Dr. Cho points to several limitations of the study, including:
- There were no niacin-only or laropiprant-only study arms, so it’s difficult to distinguish which side effects may have been caused by which agent.
- A large number of the patients enrolled in the study were Chinese, and Chinese patients traditionally have more complications with cholesterol-lowering therapy, especially high-dose statins.
- The average LDL level of patients enrolled in the study was 63, and these patients typically wouldn’t be prescribed niacin.
“We max the patient out on statins—and if they can’t get to goal, we add niacin,” Dr. Cho says. “We don’t reach for niacin as a first-line agent.”
Next on the Horizon: HDL
While the study did find that niacin therapy helped raise HDL-C levels by an average of six points, Dr. Cho says that increasingly, the current literature supports the fact that raising HDL in and of itself is not necessarily cardio-protective.
“HDL is much more complex than LDL—it has functional aspects that are sometimes anti-atherogenic and sometimes pro-atherogenic, and sometimes anti-inflammatory and sometimes pro-inflammatory,” she says.
Current clinical studies are looking at the effect of emerging agents such as CETP inhibitors, which could increase HDL levels in some patients by as much as 100 percent.

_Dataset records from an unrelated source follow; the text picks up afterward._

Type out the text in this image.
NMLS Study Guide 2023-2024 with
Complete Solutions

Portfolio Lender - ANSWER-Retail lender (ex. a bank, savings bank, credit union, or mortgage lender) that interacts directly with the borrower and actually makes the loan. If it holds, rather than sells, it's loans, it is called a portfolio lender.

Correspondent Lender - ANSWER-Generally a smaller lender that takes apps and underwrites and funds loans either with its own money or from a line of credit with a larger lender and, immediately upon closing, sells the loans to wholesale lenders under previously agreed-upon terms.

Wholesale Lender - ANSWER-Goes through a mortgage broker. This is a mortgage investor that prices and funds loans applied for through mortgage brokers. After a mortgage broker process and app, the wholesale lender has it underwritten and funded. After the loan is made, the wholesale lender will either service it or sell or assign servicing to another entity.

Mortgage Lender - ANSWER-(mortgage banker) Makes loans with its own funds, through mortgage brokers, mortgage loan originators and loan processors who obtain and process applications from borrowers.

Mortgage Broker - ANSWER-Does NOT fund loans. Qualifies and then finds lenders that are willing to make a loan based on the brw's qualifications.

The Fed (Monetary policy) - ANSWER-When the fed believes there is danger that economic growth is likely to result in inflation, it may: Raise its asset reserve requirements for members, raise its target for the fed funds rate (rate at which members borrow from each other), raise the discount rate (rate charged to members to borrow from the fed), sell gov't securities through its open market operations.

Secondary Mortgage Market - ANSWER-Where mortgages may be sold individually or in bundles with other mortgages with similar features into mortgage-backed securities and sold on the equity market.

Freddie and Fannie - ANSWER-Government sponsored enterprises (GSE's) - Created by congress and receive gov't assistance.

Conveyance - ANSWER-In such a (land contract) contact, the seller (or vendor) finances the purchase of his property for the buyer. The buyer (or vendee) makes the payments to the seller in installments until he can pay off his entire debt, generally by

Dr. Cho adds: “HDL function is much more important than just the sheer number.”
Leslie Cho, MD, is Director of the Cleveland Clinic’s Women’s Cardiovascular Center and Co-Section Head of Preventive Cardiology and Rehabilitation in the Robert and Suzanne Tomsich Department of Cardiovascular Medicine at Cleveland Clinic. She is board-certified in interventional cardiology, cardiovascular medicine, and internal medicine, with specialty interests in general cardiology, heart disease, and peripheral arterial and vascular disease and their attendant therapies and treatments.